Allah, Kur’an’da her şeyin açıklanmış olduğunu bildirerek, bilginin hem görünen hem de görünmeyen yönlerini keşfetmemiz gerektiğini vurgulamaktadır.
2. Vehbi İlim (Allah Tarafından Bahşedilen Bilgi)
Bu ilim, kişinin çabasıyla değil, Allah’ın lütfuyla elde edilir. Kur’an ilimlerini öğrenip kalp dünyasını geliştiren kişiler, manevi anlamda derinleşerek farklı boyutları kavrayabilirler. Tasavvufun temelinde de bu anlayış yatar.
Vehbi ilim, aklın genişlemesi, kalbin nurla aydınlanması ve sezgisel algının güçlenmesiyle kendini gösterir. Halk arasında “gönül gözüyle görmek” veya “altıncı his” olarak adlandırılan bu durum, aslında bir tür ilahi ilhamdır. Ancak, bu tür bir bilgiye ulaşmanın yolu, Kur’an ve sünnet rehberliğinde samimi bir kulluk bilinciyle yaşamaktan geçer.
3. Tecrübe İlimleri
Bilginin bir diğer kaynağı ise tecrübedir. İnsan, yaşadığı olaylar ve karşılaştığı durumlar sayesinde önemli dersler çıkarır. Hayat, insanı eğiten bir okul gibidir.

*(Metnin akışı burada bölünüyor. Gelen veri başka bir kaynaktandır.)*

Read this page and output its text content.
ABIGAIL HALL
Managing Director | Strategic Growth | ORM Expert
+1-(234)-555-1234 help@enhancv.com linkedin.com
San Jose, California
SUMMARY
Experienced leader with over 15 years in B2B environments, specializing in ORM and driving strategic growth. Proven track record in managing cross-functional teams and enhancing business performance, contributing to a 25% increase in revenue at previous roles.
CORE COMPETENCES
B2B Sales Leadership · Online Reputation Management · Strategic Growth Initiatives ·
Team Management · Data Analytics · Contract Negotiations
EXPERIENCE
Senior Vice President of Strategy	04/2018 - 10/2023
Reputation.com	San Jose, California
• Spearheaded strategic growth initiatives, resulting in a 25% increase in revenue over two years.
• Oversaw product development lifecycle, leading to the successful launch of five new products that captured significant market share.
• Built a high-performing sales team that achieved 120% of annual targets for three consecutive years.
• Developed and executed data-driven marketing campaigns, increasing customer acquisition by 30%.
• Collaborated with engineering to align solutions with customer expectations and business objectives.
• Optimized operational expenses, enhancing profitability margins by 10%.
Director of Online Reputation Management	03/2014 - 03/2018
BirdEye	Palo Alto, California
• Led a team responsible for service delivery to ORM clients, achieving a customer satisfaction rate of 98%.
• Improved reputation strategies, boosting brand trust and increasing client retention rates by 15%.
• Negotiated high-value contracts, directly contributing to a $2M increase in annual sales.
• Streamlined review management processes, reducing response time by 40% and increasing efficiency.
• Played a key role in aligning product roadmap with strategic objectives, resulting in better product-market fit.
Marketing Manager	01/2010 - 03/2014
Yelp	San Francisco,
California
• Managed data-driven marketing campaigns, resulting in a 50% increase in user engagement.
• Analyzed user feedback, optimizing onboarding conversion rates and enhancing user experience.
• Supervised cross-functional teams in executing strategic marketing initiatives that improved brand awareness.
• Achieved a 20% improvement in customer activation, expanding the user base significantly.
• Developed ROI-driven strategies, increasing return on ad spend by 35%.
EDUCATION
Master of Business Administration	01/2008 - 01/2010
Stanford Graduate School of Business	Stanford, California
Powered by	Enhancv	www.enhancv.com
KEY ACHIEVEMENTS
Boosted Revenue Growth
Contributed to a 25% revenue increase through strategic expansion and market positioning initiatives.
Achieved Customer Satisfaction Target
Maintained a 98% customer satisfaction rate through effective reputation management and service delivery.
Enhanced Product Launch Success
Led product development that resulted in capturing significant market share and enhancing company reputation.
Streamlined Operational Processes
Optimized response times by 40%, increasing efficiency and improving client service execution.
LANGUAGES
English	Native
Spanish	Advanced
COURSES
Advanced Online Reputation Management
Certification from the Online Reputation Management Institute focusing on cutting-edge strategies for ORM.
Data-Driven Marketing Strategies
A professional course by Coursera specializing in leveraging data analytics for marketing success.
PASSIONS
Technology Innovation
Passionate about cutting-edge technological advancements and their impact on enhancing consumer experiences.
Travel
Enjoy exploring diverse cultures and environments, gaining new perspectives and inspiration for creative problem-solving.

Sosyal, psikolojik, maddi ve manevi alanda kazanılan tecrübeler, kişiye değerli bilgiler kazandırır.
Bu noktada, “Okuyan mı daha çok bilir, yoksa gezen mi?” sorusu akla gelir. Eğer okunan bilgiler uygulanmazsa, sadece teoride kalır. Ancak kişi, okuduğunu pratiğe döker ve hayatın içinde öğrenmeye devam ederse, bilgisi daha sağlam bir temel üzerine oturur. Okuyan kişi bilgiyi elde eder, ancak gezen ve tecrübe eden kişi bu bilgiyi pekiştirir.
Sonuç
Özetle, ilim bilmekten ibarettir. Ancak asıl önemli olan, öğrenilen bilginin hayata geçirilmesidir.
İlim, bilgi bilmektir.
İlim, kendini bilmektir.
Sen kendini bilmezsen,
Bu nasıl bir ilimdir? (Yunus Emre)
Yüce Allah, Kur’an’da “Hiç bilenle bilmeyen bir olur mu?” buyurarak, ilim sahiplerinin üstün konumda olduğunu bildirmiştir. Peygamber Efendimiz (s.a.v) de bu konuda şöyle buyurur:
“Ya oku, ya okut, ya öğrenen ol ya da öğrenene destek ol. Bunların dışında kalanlar ise helak olur.”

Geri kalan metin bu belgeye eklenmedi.